Stepping aboard maritime history

Students explore `Pride of Baltimore II'

April 15, 2008|By Mary Gail Hare | Mary Gail Hare,Sun reporter

Children from Roye-Williams Elementary near Aberdeen had boned up on state history, wrapped up a week of standardized tests and arrived ready yesterday to assess their seamanship during a one-hour tour of Maryland's famous tall ship.

With the waters of the Susquehanna River glistening in the background and a stiff breeze blowing through the rigging, the crew introduced the children to the Pride of Baltimore II, which had docked in the harbor at Havre de Grace for a four-day visit.

As it makes its way to various ports along the Chesapeake Bay and beyond, this symbol of maritime heritage offers children hands-on learning aboard a Baltimore clipper, which was the fastest ship of its era, said Linda Christenson, executive director.

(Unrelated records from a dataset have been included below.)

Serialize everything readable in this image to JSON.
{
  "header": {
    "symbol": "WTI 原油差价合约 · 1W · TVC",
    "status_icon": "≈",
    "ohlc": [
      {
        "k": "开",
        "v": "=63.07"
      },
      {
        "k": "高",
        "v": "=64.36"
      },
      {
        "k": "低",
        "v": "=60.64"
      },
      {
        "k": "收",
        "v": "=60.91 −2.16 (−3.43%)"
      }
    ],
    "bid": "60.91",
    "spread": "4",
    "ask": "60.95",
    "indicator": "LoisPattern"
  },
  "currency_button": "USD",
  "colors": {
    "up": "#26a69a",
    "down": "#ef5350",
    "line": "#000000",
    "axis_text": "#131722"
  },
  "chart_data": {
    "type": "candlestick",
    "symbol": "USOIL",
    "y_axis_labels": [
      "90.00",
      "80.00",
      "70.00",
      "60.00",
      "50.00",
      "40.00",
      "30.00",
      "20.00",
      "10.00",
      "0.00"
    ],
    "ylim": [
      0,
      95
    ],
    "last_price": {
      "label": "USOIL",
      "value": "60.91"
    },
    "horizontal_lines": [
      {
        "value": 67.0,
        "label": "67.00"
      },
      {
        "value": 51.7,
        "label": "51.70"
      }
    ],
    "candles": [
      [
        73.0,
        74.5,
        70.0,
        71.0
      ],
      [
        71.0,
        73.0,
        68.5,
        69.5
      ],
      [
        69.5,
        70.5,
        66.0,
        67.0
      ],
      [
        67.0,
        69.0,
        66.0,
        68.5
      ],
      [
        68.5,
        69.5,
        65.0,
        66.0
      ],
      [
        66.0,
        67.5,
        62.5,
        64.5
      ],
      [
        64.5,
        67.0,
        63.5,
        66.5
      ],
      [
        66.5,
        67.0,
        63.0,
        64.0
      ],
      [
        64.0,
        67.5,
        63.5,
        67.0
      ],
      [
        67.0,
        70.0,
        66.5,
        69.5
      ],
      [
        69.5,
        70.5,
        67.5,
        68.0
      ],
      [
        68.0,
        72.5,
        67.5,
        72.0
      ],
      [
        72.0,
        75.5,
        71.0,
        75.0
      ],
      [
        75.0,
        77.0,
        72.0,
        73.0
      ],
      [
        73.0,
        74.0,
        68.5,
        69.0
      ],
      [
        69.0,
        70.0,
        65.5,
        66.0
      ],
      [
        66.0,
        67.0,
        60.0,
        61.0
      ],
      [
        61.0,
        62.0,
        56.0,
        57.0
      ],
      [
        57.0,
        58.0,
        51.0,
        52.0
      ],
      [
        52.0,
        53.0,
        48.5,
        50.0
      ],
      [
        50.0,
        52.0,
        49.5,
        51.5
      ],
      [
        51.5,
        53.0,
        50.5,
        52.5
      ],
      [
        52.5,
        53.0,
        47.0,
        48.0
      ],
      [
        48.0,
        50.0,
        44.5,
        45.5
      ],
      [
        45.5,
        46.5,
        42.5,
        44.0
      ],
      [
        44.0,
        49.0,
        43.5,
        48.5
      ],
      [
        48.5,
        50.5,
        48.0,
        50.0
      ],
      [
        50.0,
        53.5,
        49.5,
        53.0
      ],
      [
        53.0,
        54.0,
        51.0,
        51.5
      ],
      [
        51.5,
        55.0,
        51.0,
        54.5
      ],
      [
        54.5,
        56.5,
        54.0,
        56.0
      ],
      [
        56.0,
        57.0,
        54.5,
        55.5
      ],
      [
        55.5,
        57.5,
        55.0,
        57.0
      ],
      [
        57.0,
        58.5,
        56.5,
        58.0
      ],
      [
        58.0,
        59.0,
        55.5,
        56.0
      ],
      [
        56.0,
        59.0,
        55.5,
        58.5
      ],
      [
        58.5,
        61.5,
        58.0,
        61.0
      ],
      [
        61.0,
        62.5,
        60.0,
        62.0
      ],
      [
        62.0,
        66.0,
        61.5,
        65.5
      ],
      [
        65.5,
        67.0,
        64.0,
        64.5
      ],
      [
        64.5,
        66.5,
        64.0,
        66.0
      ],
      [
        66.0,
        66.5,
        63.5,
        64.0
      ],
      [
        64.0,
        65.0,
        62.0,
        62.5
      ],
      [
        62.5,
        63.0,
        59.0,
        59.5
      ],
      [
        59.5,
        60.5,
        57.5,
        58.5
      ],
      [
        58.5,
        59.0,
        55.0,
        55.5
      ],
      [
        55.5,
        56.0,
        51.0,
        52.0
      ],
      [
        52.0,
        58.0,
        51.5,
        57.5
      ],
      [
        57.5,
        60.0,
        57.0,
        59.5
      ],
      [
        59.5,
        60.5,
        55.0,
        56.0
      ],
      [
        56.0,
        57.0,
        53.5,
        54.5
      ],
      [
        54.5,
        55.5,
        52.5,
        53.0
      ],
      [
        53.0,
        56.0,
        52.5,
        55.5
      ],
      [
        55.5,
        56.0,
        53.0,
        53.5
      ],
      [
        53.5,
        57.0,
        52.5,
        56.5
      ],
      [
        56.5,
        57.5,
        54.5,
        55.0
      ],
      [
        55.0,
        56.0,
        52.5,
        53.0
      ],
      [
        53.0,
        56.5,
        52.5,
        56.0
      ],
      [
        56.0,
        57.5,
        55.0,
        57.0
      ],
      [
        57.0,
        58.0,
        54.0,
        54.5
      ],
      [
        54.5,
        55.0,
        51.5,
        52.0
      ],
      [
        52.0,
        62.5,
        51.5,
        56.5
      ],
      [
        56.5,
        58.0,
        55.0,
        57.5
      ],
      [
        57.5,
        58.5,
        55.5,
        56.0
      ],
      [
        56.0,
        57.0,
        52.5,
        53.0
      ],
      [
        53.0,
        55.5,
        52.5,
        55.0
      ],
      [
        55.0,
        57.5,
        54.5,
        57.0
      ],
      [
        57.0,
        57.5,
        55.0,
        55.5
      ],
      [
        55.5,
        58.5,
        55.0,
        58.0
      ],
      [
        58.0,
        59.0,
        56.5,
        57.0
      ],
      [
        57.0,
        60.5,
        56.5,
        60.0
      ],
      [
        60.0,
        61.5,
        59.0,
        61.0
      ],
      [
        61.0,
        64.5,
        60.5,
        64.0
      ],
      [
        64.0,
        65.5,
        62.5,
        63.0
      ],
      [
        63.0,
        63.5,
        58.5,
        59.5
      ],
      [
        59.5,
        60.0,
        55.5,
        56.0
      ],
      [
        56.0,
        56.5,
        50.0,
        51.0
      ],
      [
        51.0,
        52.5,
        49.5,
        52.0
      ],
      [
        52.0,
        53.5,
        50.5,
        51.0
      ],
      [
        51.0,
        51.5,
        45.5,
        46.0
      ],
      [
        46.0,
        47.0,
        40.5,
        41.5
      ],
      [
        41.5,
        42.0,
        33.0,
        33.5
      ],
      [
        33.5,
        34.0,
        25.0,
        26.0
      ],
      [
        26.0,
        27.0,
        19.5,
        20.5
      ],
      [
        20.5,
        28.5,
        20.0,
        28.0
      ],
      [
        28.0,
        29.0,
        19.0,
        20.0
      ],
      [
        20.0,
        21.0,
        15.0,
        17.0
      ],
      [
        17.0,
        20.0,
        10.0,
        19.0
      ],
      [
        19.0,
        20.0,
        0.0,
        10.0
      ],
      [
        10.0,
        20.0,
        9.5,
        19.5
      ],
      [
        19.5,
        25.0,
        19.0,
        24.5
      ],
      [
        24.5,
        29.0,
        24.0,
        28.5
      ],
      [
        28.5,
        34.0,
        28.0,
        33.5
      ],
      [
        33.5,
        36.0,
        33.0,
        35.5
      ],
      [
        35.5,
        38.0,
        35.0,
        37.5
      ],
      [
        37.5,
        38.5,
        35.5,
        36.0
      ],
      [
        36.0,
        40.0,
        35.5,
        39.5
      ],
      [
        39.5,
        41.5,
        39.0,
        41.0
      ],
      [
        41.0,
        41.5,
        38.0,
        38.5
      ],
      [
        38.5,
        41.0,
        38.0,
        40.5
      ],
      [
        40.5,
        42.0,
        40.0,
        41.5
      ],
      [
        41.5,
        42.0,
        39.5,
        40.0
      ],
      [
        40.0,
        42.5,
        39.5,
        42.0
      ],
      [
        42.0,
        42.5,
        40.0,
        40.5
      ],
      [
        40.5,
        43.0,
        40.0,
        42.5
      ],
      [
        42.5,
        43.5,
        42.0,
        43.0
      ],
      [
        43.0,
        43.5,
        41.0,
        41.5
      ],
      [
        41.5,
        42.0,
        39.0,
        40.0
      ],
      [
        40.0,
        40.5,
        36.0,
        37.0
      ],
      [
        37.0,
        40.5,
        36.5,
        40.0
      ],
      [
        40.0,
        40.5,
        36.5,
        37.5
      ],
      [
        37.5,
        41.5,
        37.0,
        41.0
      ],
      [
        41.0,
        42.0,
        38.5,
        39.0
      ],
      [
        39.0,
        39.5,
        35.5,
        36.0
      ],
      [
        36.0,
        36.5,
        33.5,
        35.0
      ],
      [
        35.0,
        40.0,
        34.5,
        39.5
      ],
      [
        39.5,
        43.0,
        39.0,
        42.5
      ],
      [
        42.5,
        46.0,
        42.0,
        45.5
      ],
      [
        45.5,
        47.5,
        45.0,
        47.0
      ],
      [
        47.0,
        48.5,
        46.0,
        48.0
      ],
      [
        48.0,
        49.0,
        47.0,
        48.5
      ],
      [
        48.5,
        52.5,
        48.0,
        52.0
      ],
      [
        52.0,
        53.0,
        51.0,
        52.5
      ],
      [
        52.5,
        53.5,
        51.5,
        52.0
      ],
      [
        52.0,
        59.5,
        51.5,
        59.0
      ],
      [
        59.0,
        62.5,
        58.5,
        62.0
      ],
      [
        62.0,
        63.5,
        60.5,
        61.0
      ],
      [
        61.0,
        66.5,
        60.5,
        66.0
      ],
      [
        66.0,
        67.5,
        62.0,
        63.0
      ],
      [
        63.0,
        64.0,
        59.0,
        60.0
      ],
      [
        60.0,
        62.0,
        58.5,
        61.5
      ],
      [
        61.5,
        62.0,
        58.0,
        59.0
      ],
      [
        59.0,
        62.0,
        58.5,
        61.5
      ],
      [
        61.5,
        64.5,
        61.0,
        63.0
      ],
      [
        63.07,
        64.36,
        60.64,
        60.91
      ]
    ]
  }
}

"Some never have been on a ship before and this is a chance to be on a historic replica of the ships that succeeded in disrupting the British navy," she said.

Children pull on lines, experience life in a cabin and see how hard sailing is, she said.

"Wow! This is a war boat," said Jack Hicks. "I see cannons."

Chase Thomason said, "This is the same kind of boat they had in the War of 1812."

The 157-foot-long tall ship, called Maryland's goodwill ambassador, will mark the 20th anniversary of its commissioning in October. It will offer school tours this spring as it sails to Washington, Solomons, Annapolis, Cambridge and Chestertown, before it sets off for the Great Lakes in late May.

"The great thing about this boat is the public relations it does for Maryland and the Chesapeake," said chief mate Michael Fiorentino.

Sailors took the students through the cabin below deck, let them hoist a sail, schooled them in the ship's navigation charts and compass, and cheered them on during a tug-of-war.

The field trip complemented the fourth-grade social studies curriculum on Maryland history and gave the class a break outdoors after the Maryland School Assessment testing schedule, which ended Friday, said teacher Allison B. Clark.

As they crowded into the ship's cabin, the children peered into sleeping quarters, sat at the captain's table and watched the cook flipping pancakes, all while wondering about seasickness.

"The smell of food really makes me hungry," said Aaliyah Tisdale.

"I would like to live on here and learn all about how they live."

The children asked where were the windows, the TV, the DVD players. One child mistakenly thought the mounted speakers for the ship radios would provide surround sound.

"This is our house, where we all live without cable TV," said deck hand Charlie Adams.

The Pride II, a replica of the topsail schooners known as Baltimore clippers, would originally have been built with a much lower ceiling and would accommodate a crew of about 60.

"I'd be squashed," said Adams, a 6-footer.

Another wanted to know the origin of Pride II. Adams explained how the first Pride of Baltimore sank in a squall off Puerto Rico in 1986.

"School groups, just like you, helped us build another Pride," he said.

As long as the visitors promised to cover their ears, Fiorentino allowed a crewman to fire a cannon.

"It was so loud it shook the boat through and through," said Dominic Cason.

As they debarked, Haberman handed each student a commemorative wooden coin imprinted with the ship's image.

"They think it's pirates' booty," she said. "They seem to know all about pirates."

Hope Corey said she would like to take a trip on the Pride II.

When asked where she would sail, the little girl answered, "Wherever the wind takes me."